The Court held that when reviewing the H & C application of an individual who has prior criminality and has provided evidence of rehabilitation, the officer must balance both “the positive and negative factors” as well as “consider the likelihood of the Applicant re-offending”.[3] The Court relied on Lau v. Canada[4] as authority for the proposition that the likelihood of re-offending is the most important factor in an application for rehabilitation.[5]

Turning to the BIOC, Mr. Babafunmi submitted that several children would be directly affected by his removal to Nigeria. The officer had adopted the following position on two of these children – the Applicant’s Canadian godchildren:

their best interests would not be significantly negatively impacted by the Applicant being returned to Nigeria and they could strive to maintain their close relationship by other means.”[6]

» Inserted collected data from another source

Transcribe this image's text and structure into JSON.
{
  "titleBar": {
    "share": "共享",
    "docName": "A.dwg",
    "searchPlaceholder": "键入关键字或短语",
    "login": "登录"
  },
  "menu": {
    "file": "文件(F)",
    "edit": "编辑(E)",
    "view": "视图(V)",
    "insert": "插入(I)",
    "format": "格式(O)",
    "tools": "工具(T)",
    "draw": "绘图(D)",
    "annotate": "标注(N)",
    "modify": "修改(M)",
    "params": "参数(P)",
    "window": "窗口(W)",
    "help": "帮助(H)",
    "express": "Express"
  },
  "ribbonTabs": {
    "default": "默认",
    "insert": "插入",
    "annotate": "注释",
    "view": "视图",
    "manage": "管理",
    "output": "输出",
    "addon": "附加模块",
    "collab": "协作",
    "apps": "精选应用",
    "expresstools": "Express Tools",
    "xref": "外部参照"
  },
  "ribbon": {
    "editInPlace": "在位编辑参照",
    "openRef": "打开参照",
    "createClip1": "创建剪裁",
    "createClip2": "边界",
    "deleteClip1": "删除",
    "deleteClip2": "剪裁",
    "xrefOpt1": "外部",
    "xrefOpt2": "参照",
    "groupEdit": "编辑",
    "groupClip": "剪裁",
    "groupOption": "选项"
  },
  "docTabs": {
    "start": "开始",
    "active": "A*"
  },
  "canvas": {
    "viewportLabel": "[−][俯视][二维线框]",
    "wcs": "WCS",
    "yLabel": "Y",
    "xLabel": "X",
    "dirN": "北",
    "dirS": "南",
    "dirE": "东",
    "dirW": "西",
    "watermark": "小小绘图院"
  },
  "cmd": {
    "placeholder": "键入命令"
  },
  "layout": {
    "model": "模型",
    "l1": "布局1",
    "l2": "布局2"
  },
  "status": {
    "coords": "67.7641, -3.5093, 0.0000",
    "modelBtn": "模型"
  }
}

The Court found the officer had erred in the BIOC analysis by failing to consider the best interests of the Applicant’s godchildren going forward.[7] The officer, in Justice Elliot’s view had not followed the approach of the Supreme Court of Canada in Kanthasamy[8] and Baker[9].

Those preparing or reviewing an H & C application can draw on the lessons and cases referred to in Babafunmi when preparing or reviewing an H & C application that may raise questions of the Applicant’s likelihood of reoffending or the best interests of a child who may be directly affected by the decision.